Changing modes for a moment, what about people's physical needs? The spiritual is important, and anyone who says otherwise is simply mistaken, but so is the corporal. Are corporal works of mercy something I am called to? Absolutely. Most people, if I may dare to generalise, probably are. Still, what variety? There are diseases to be cared for, homeless to be sheltered, hungry to be fed, the socially marginalised to be included, and so on. The list is long. So what am I meant to do?
I genuinely do not know. There are certain issues I perceive as injust, and yet I do not find myself called to work in those areas. For instance, as it stands at the moment, I do not think I am called to work in political activism for the sake of Aboriginal and Torres Strait Islanders' rights. I am far from claiming it is an unworthy cause, it is simply not my cause. Similarly, whilst I have been to all sorts of rallies, marches and vigils for the end to the murder of children in the womb, it is similarly not fundamentally my cause. Still, nobody who knows me can really say that I do not care about these things. On the other hand, there are some issues where I am compelled to do something: homelessness, hunger, de-humanising poverty, slavery both physical and otherwise (like substance addiction), social marginalisation because of such stigmas as related to race or mental health illness, among others.
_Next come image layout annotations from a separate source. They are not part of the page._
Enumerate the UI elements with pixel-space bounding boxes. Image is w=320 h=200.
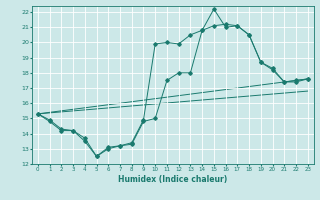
X-axis label: Humidex (Indice chaleur): Humidex (Indice chaleur) <box>118 175 228 184</box>
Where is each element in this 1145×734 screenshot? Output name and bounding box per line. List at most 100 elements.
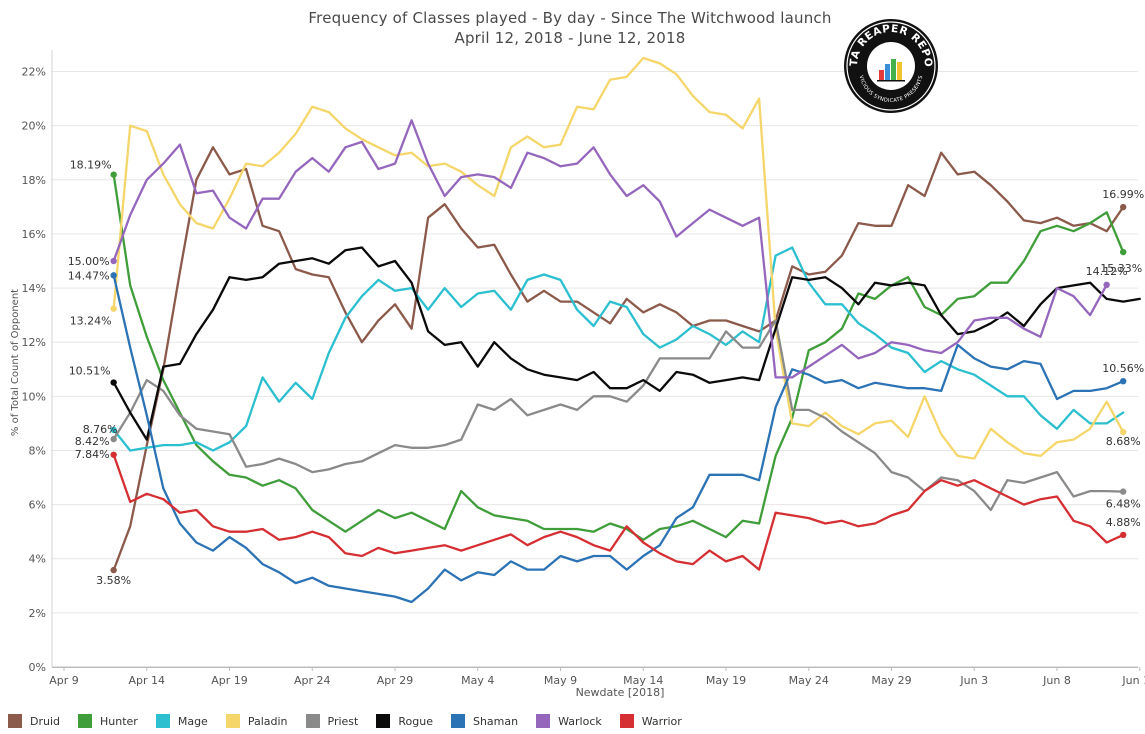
x-tick-label: May 24 bbox=[789, 674, 829, 687]
chart-subtitle: April 12, 2018 - June 12, 2018 bbox=[454, 29, 686, 47]
legend-label-rogue: Rogue bbox=[398, 714, 433, 728]
series-line-hunter bbox=[112, 173, 1125, 541]
series-line-warrior bbox=[112, 453, 1125, 571]
start-label-paladin: 13.24% bbox=[70, 315, 112, 328]
legend-item-hunter: Hunter bbox=[78, 714, 138, 728]
x-tick-label: Apr 24 bbox=[294, 674, 331, 687]
y-tick-label: 14% bbox=[22, 282, 46, 295]
series-line-warlock bbox=[112, 119, 1108, 379]
x-tick-label: Apr 19 bbox=[211, 674, 248, 687]
legend-swatch-warrior bbox=[619, 714, 634, 728]
start-label-warrior: 7.84% bbox=[75, 448, 110, 461]
x-tick-label: Apr 29 bbox=[377, 674, 414, 687]
start-label-mage: 8.76% bbox=[83, 423, 118, 436]
bar-chart-icon bbox=[877, 59, 905, 82]
end-label-warlock: 14.12% bbox=[1086, 265, 1128, 278]
legend-item-warrior: Warrior bbox=[619, 714, 682, 728]
end-marker-hunter bbox=[1120, 248, 1127, 256]
legend-item-warlock: Warlock bbox=[536, 714, 602, 728]
series-line-druid bbox=[112, 146, 1125, 572]
end-marker-warlock bbox=[1103, 281, 1110, 289]
legend-label-shaman: Shaman bbox=[472, 714, 519, 728]
start-marker-priest bbox=[110, 435, 117, 443]
end-label-hunter: 15.33% bbox=[1100, 262, 1142, 275]
y-tick-label: 20% bbox=[22, 120, 46, 133]
y-tick-label: 12% bbox=[22, 336, 46, 349]
start-marker-warlock bbox=[110, 257, 117, 265]
y-tick-label: 8% bbox=[29, 444, 46, 457]
legend-label-warrior: Warrior bbox=[641, 714, 682, 728]
legend-item-rogue: Rogue bbox=[376, 714, 433, 728]
start-marker-mage bbox=[110, 426, 117, 434]
legend-swatch-hunter bbox=[78, 714, 93, 728]
start-marker-druid bbox=[110, 566, 117, 574]
series-line-paladin bbox=[112, 56, 1125, 460]
end-label-paladin: 8.68% bbox=[1106, 435, 1141, 448]
end-label-shaman: 10.56% bbox=[1102, 362, 1144, 375]
legend-swatch-mage bbox=[155, 714, 170, 728]
start-marker-warrior bbox=[110, 451, 117, 458]
y-tick-label: 16% bbox=[22, 228, 46, 241]
start-marker-shaman bbox=[110, 272, 117, 279]
badge-ring bbox=[846, 21, 936, 111]
start-label-shaman: 14.47% bbox=[68, 269, 110, 282]
start-label-hunter: 18.19% bbox=[70, 159, 112, 172]
end-label-priest: 6.48% bbox=[1106, 498, 1141, 511]
legend-label-paladin: Paladin bbox=[247, 714, 288, 728]
legend-item-mage: Mage bbox=[155, 714, 208, 728]
start-marker-rogue bbox=[110, 379, 117, 386]
legend-swatch-paladin bbox=[225, 714, 240, 728]
x-tick-label: May 19 bbox=[706, 674, 746, 687]
end-marker-priest bbox=[1120, 488, 1127, 495]
start-marker-paladin bbox=[110, 305, 117, 312]
y-tick-label: 6% bbox=[29, 499, 46, 512]
legend-label-priest: Priest bbox=[327, 714, 359, 728]
x-tick-label: Apr 14 bbox=[128, 674, 165, 687]
legend-label-hunter: Hunter bbox=[100, 714, 138, 728]
legend-item-shaman: Shaman bbox=[450, 714, 519, 728]
x-tick-label: Jun 13 bbox=[1121, 674, 1145, 687]
series-line-priest bbox=[112, 319, 1125, 512]
legend-label-druid: Druid bbox=[30, 714, 61, 728]
y-tick-label: 2% bbox=[29, 607, 46, 620]
legend-swatch-priest bbox=[305, 714, 320, 728]
legend-swatch-rogue bbox=[376, 714, 391, 728]
y-tick-label: 0% bbox=[29, 661, 46, 674]
x-tick-label: Jun 3 bbox=[959, 674, 988, 687]
legend-label-warlock: Warlock bbox=[558, 714, 602, 728]
y-axis-title: % of Total Count of Opponent bbox=[10, 289, 21, 436]
y-tick-label: 10% bbox=[22, 390, 46, 403]
x-tick-label: May 9 bbox=[544, 674, 577, 687]
end-marker-shaman bbox=[1120, 377, 1127, 385]
legend-item-paladin: Paladin bbox=[225, 714, 288, 728]
legend: Druid Hunter Mage Paladin Priest Rogue Shaman W… bbox=[8, 712, 700, 730]
y-tick-label: 22% bbox=[22, 66, 46, 79]
start-label-rogue: 10.51% bbox=[69, 365, 111, 378]
series-line-rogue bbox=[112, 246, 1141, 441]
start-label-warlock: 15.00% bbox=[68, 255, 110, 268]
series-line-shaman bbox=[112, 274, 1125, 604]
title-block: Frequency of Classes played - By day - S… bbox=[0, 8, 1140, 48]
end-marker-warrior bbox=[1120, 531, 1127, 539]
x-tick-label: May 29 bbox=[871, 674, 911, 687]
y-tick-label: 4% bbox=[29, 553, 46, 566]
legend-label-mage: Mage bbox=[177, 714, 208, 728]
x-tick-label: May 14 bbox=[623, 674, 663, 687]
x-tick-label: Jun 8 bbox=[1042, 674, 1071, 687]
legend-item-priest: Priest bbox=[305, 714, 359, 728]
end-label-druid: 16.99% bbox=[1102, 188, 1144, 201]
start-label-druid: 3.58% bbox=[96, 574, 131, 587]
chart-title: Frequency of Classes played - By day - S… bbox=[308, 9, 832, 27]
legend-item-druid: Druid bbox=[8, 714, 60, 728]
x-tick-label: May 4 bbox=[461, 674, 494, 687]
x-tick-label: Apr 9 bbox=[49, 674, 79, 687]
legend-swatch-druid bbox=[8, 714, 22, 728]
end-marker-paladin bbox=[1120, 428, 1127, 436]
legend-swatch-warlock bbox=[536, 714, 551, 728]
y-tick-label: 18% bbox=[22, 174, 46, 187]
legend-swatch-shaman bbox=[450, 714, 465, 728]
data-reaper-badge: DATA REAPER REPORT VICIOUS SYNDICATE PRE… bbox=[843, 18, 938, 113]
end-marker-druid bbox=[1120, 203, 1127, 211]
start-marker-hunter bbox=[110, 171, 117, 178]
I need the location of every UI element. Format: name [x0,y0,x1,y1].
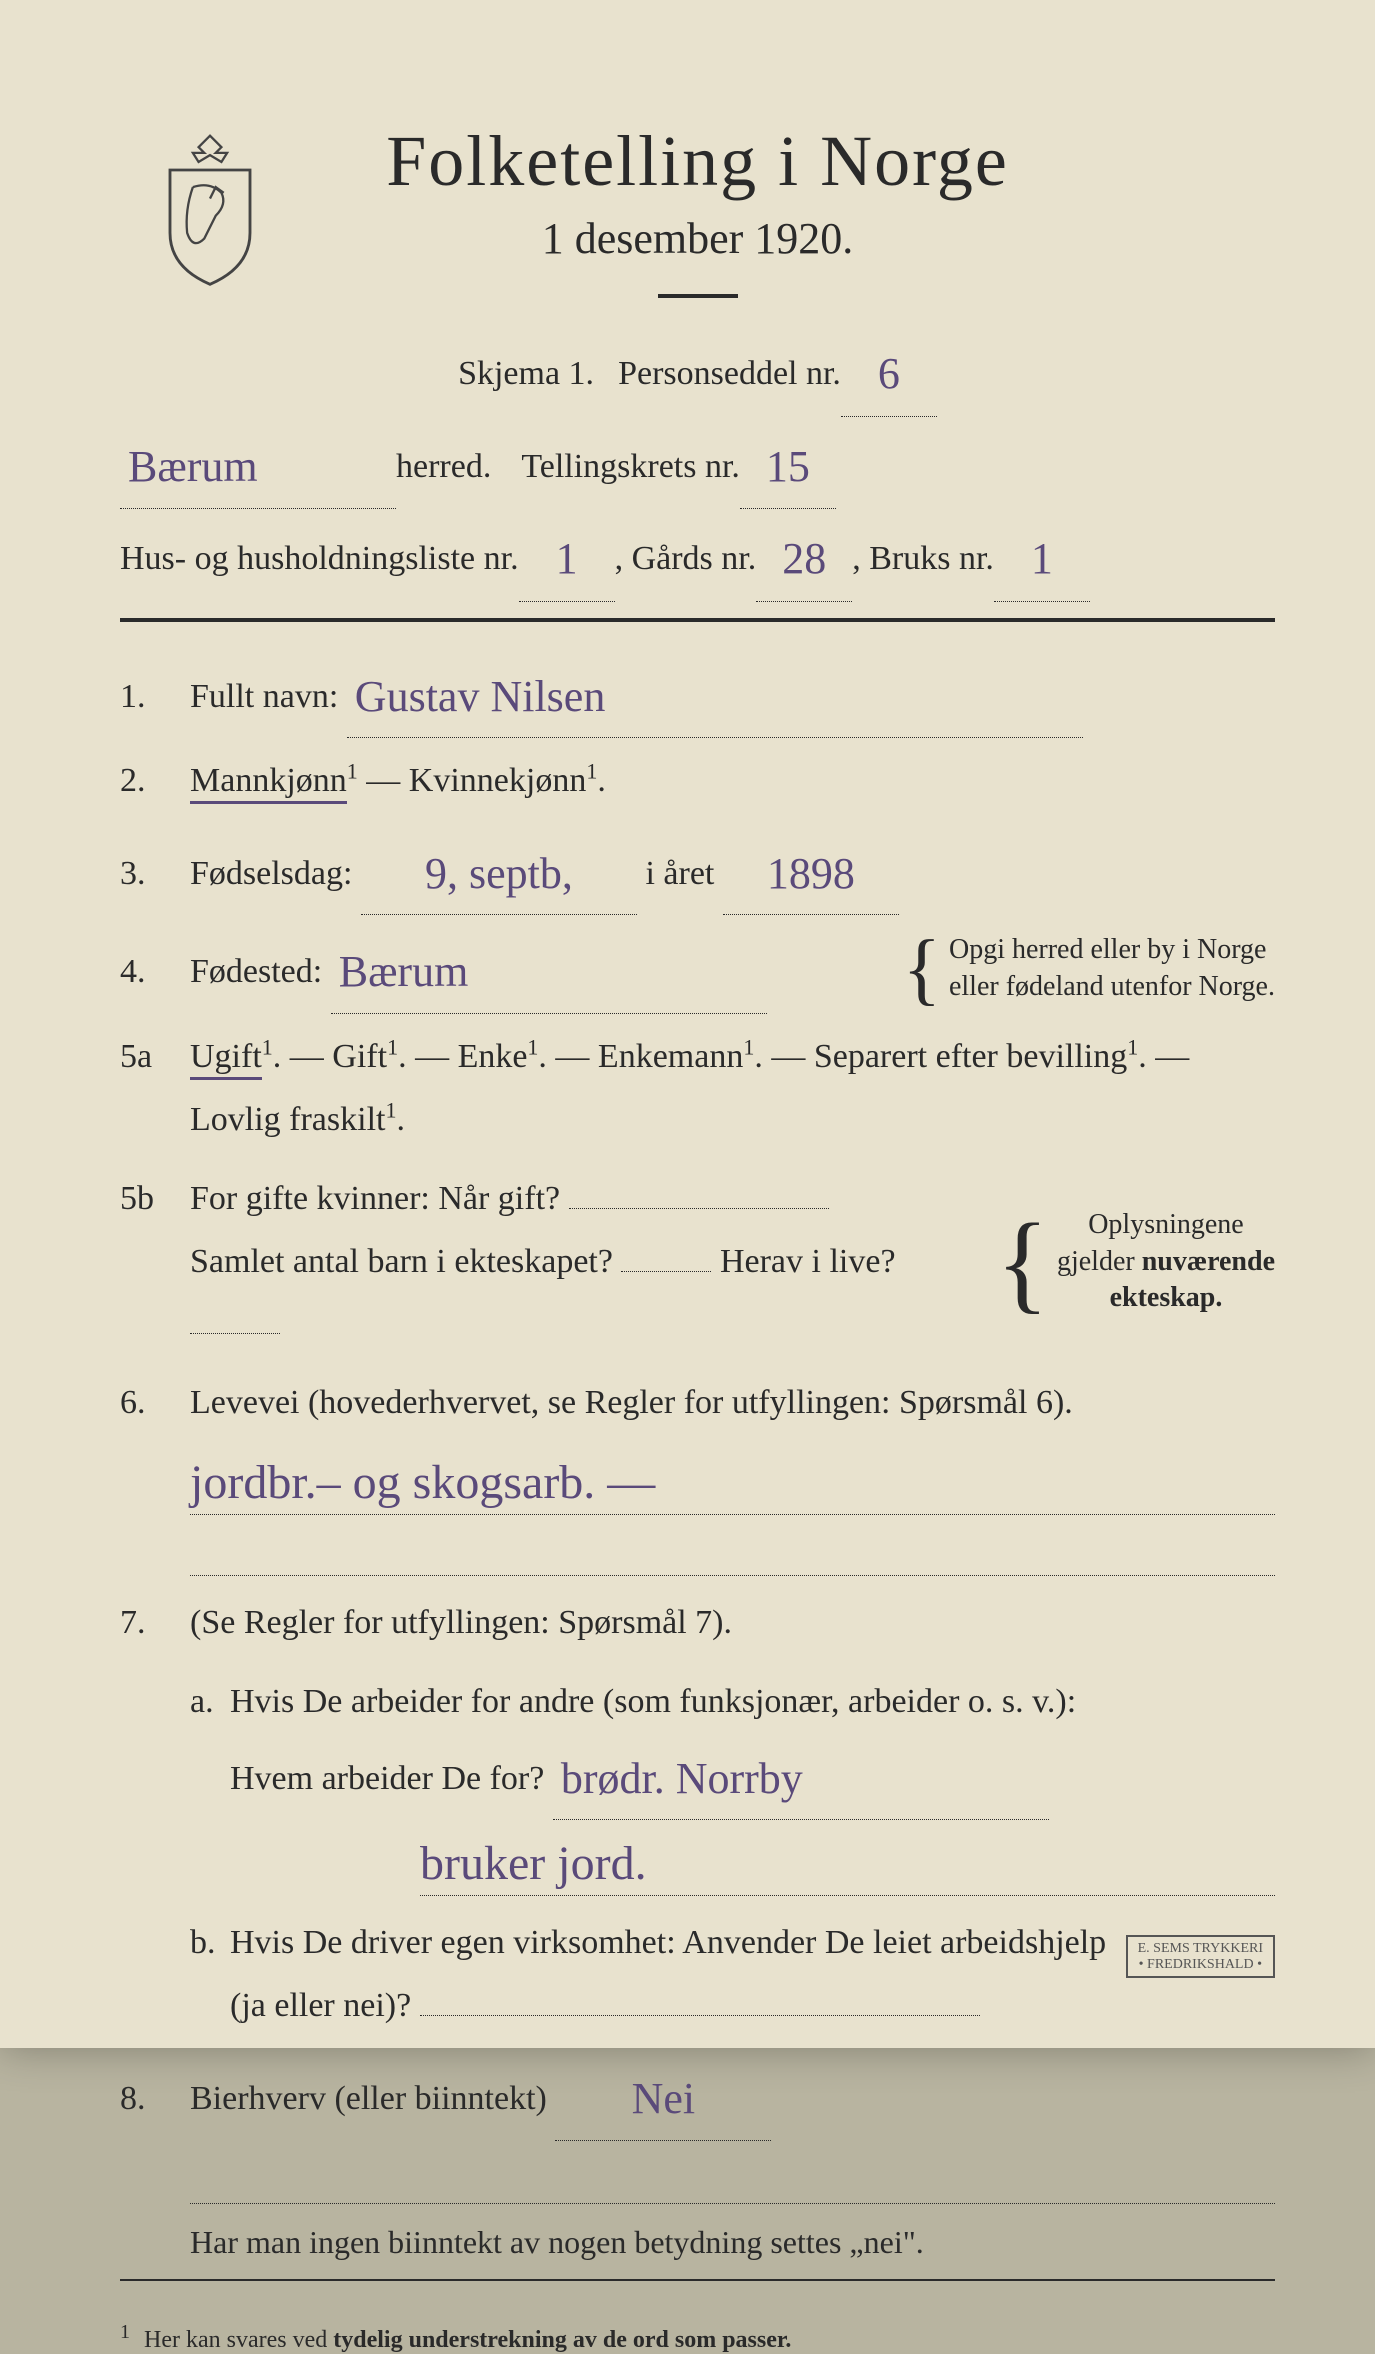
q4-note: Opgi herred eller by i Norge eller fødel… [949,932,1275,1005]
q3-num: 3. [120,855,190,893]
q7b-value [420,2015,980,2016]
q5b-live [190,1333,280,1334]
q5b-row: 5b For gifte kvinner: Når gift? Samlet a… [120,1168,1275,1357]
q5a-enkemann: Enkemann [598,1038,743,1075]
q3-row: 3. Fødselsdag: 9, septb, i året 1898 [120,829,1275,911]
q4-label: Fødested: [190,953,322,990]
q7a-value2: bruker jord. [420,1832,1275,1896]
q3-year: 1898 [723,833,899,915]
q7-row: 7. (Se Regler for utfyllingen: Spørsmål … [120,1592,1275,1655]
bruks-label: , Bruks nr. [852,527,994,592]
q8-blank-line [190,2153,1275,2204]
q2-mann: Mannkjønn [190,762,347,804]
q6-row: 6. Levevei (hovederhvervet, se Regler fo… [120,1372,1275,1435]
bruks-nr: 1 [994,517,1090,602]
q7b-line2: (ja eller nei)? [230,1987,411,2024]
header-divider [658,294,738,298]
footer-note: Har man ingen biinntekt av nogen betydni… [190,2224,1275,2261]
q5a-enke: Enke [458,1038,528,1075]
schema-label: Skjema 1. [458,342,594,407]
q5a-num: 5a [120,1038,190,1076]
gards-label: , Gårds nr. [615,527,757,592]
tellingskrets-label: Tellingskrets nr. [521,435,740,500]
q7a-row: a. Hvis De arbeider for andre (som funks… [190,1671,1275,1816]
q8-value: Nei [555,2058,771,2140]
q5b-line2: Samlet antal barn i ekteskapet? [190,1243,613,1280]
q7a-line1: Hvis De arbeider for andre (som funksjon… [230,1671,1275,1734]
brace-icon: { [903,953,941,985]
schema-line: Skjema 1. Personseddel nr. 6 [120,328,1275,413]
tellingskrets-nr: 15 [740,425,836,510]
q2-row: 2. Mannkjønn1 — Kvinnekjønn1. [120,750,1275,813]
q8-num: 8. [120,2080,190,2118]
husliste-nr: 1 [519,517,615,602]
q7-num: 7. [120,1604,190,1642]
q5b-gift-year [569,1208,829,1209]
q5a-gift: Gift [332,1038,387,1075]
personseddel-nr: 6 [841,332,937,417]
gards-nr: 28 [756,517,852,602]
q7b-letter: b. [190,1924,230,1962]
norway-crest-icon [150,130,270,290]
personseddel-label: Personseddel nr. [618,342,841,407]
form-title: Folketelling i Norge [120,120,1275,203]
q6-label: Levevei (hovederhvervet, se Regler for u… [190,1372,1275,1435]
printer-stamp: E. SEMS TRYKKERI • FREDRIKSHALD • [1126,1935,1275,1978]
q5b-barn [621,1271,711,1272]
q8-row: 8. Bierhverv (eller biinntekt) Nei [120,2054,1275,2136]
q6-blank-line [190,1525,1275,1576]
q5b-line2b: Herav i live? [720,1243,896,1280]
herred-value: Bærum [120,425,396,510]
q3-day: 9, septb, [361,833,637,915]
q2-kvinne: Kvinnekjønn [409,762,587,799]
q1-num: 1. [120,678,190,716]
q4-num: 4. [120,953,190,991]
q7-label: (Se Regler for utfyllingen: Spørsmål 7). [190,1592,1275,1655]
q3-year-label: i året [645,855,714,892]
section-divider-2 [120,2279,1275,2281]
q1-row: 1. Fullt navn: Gustav Nilsen [120,652,1275,734]
q1-value: Gustav Nilsen [347,656,1083,738]
q5a-ugift: Ugift [190,1038,262,1080]
q6-value: jordbr.– og skogsarb. — [190,1451,1275,1515]
q7b-line1: Hvis De driver egen virksomhet: Anvender… [230,1912,1275,1975]
q4-row: 4. Fødested: Bærum { Opgi herred eller b… [120,927,1275,1009]
q6-num: 6. [120,1384,190,1422]
q3-label: Fødselsdag: [190,855,352,892]
census-form-page: Folketelling i Norge 1 desember 1920. Sk… [0,0,1375,2048]
form-header: Folketelling i Norge 1 desember 1920. [120,120,1275,298]
q5a-row: 5a Ugift1. — Gift1. — Enke1. — Enkemann1… [120,1026,1275,1152]
brace-icon: { [996,1240,1049,1284]
herred-label: herred. [396,435,491,500]
q4-value: Bærum [331,931,767,1013]
husliste-label: Hus- og husholdningsliste nr. [120,527,519,592]
q7a-label: Hvem arbeider De for? [230,1760,544,1797]
section-divider-1 [120,618,1275,622]
q8-label: Bierhverv (eller biinntekt) [190,2080,547,2117]
q5b-note: Oplysningene gjelder nuværende ekteskap. [1057,1207,1275,1316]
q7a-value1: brødr. Norrby [553,1738,1049,1820]
q5a-fraskilt: Lovlig fraskilt [190,1101,385,1138]
q1-label: Fullt navn: [190,678,338,715]
q7a-letter: a. [190,1683,230,1721]
q5a-separert: Separert efter bevilling [814,1038,1127,1075]
q5b-line1: For gifte kvinner: Når gift? [190,1180,560,1217]
form-date: 1 desember 1920. [120,213,1275,264]
footnote-num: 1 [120,2321,130,2343]
footnote: 1 Her kan svares ved tydelig understrekn… [120,2321,1275,2354]
q5b-num: 5b [120,1180,190,1218]
herred-line: Bærum herred. Tellingskrets nr. 15 [120,421,1275,506]
q2-num: 2. [120,762,190,800]
q7b-row: b. Hvis De driver egen virksomhet: Anven… [190,1912,1275,2038]
house-line: Hus- og husholdningsliste nr. 1 , Gårds … [120,513,1275,598]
To that effect, I have begin discerning committing to various apostolates that deal with these issues, and am involved already in several. To the extent that I can identify key issues, and since engaging with the corporal ones is clearly compatible with engaging in the spiritual ones (which, because they effect eternal consequences, I am compelled to give pre-eminence), it would seem that my problems are largely solved.
That would, I think, be to go too fast. Whilst there is a sense in which I will always have a certain autonomy of will, in a few years time I will be taking not one but two vows of obedience, where I consecrate my will to God via my superiors and the Pope. I find that a comforting thought. But whether comforting or not, I am not sure in the long term what sort of ministry I will be involved in. I can only discern the next two years.
This will involve, as far as my eye can see, continued involvement in soup kitchens and including whoever I meet who seems to lack community. It will involve continued service in the Newman Society at UQ, and Frassati Australia. It will hopefully involved, though I have just started doing so, being involved with outreach initiatives of the St Vincent de Paul Society. It will hopefully involve working with initiatives of the Waiter's Union, soon. All of this, whilst not neglecting that my primary state in life as it stands is that of student at university. These are my buckets of water.